Democratic lawmakers celebrated the president’s latest extension.
“Last week, we led nearly 100 Members of Congress in urging the President to extend the pause on student loan payments,” a group of lawmakers led by Sen. Elizabeth Warren and Senate Majority Leader Chuck Schumer said in a statement. “Today, President Biden heeded our calls and delivered critical relief to millions of Americans.”
“Approximately 26.6 million borrowers in the U.S. are expected to enter repayment once the pause expires.”
Approximately 26.6 million borrowers in the U.S. are expected to enter repayment once the pause expires. Total student debt is nearing $1.9 trillion, according to the Student Debt Crisis Center.
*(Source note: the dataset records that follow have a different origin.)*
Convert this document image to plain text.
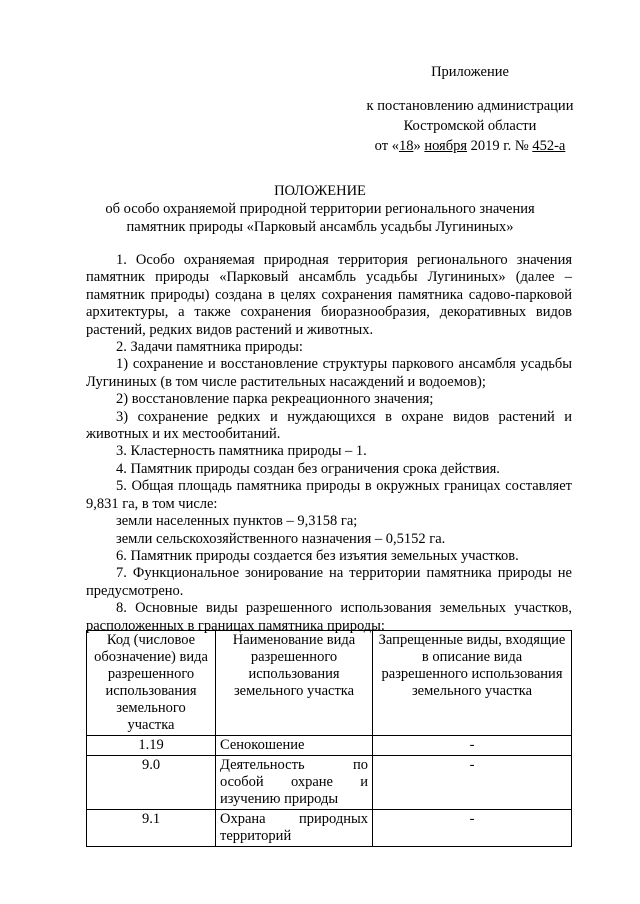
Приложение
к постановлению администрации
Костромской области
от «18» ноября 2019 г. № 452-а
ПОЛОЖЕНИЕ
об особо охраняемой природной территории регионального значения
памятник природы «Парковый ансамбль усадьбы Лугининых»

1. Особо охраняемая природная территория регионального значения памятник природы «Парковый ансамбль усадьбы Лугининых» (далее – памятник природы) создана в целях сохранения памятника садово-парковой архитектуры, а также сохранения биоразнообразия, декоративных видов растений, редких видов растений и животных.

2. Задачи памятника природы:

1) сохранение и восстановление структуры паркового ансамбля усадьбы Лугининых (в том числе растительных насаждений и водоемов);

2) восстановление парка рекреационного значения;

3) сохранение редких и нуждающихся в охране видов растений и животных и их местообитаний.

3. Кластерность памятника природы – 1.

4. Памятник природы создан без ограничения срока действия.

5. Общая площадь памятника природы в окружных границах составляет 9,831 га, в том числе:

земли населенных пунктов – 9,3158 га;

земли сельскохозяйственного назначения – 0,5152 га.

6. Памятник природы создается без изъятия земельных участков.

7. Функциональное зонирование на территории памятника природы не предусмотрено.

8. Основные виды разрешенного использования земельных участков, расположенных в границах памятника природы:

Код (числовое обозначение) вида разрешенного использования земельного участка	Наименование вида разрешенного использования земельного участка	Запрещенные виды, входящие в описание вида разрешенного использования земельного участка
1.19	Сенокошение	-
9.0	Деятельность по особой охране и изучению природы	-
9.1	Охрана природных территорий	-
According to the Department of Education, borrowers previously in default will be able to resume payments in good standing when the moratorium ends. They will have delinquency and default statuses cleared, giving them a “fresh start,” the department said in a statement. It did not, however, go into detail about how this “fresh start” will function.
Approximately 5.1 million borrowers were in default at the end of 2021.
It is unclear whether this will be the last extension. Political pundits have hypothesized that were the moratorium to be extended until the end of this year, it could be a boon to Democrats in November’s midterm elections.
Progressive Democrats and student advocates have pleaded for the president to go one step further and cancel all debt or up to $50,000 per person. The president has signaled in the past that if he were to cancel student debt, it would be up to $10,000 per person.
“While the extension is welcome, a looming restart of student loan payments in September underscores the importance of swift executive action on meaningful student debt cancellation,” Warren and Schumer wrote in their joint statement.
Biden’s statement on the payment pause extension did not mention debt cancellation.
So far in his presidency, he has taken more targeted approaches to debt forgiveness through borrower defense claims and a temporary waiver for those seeking forgiveness through the Public Service Loan Forgiveness program.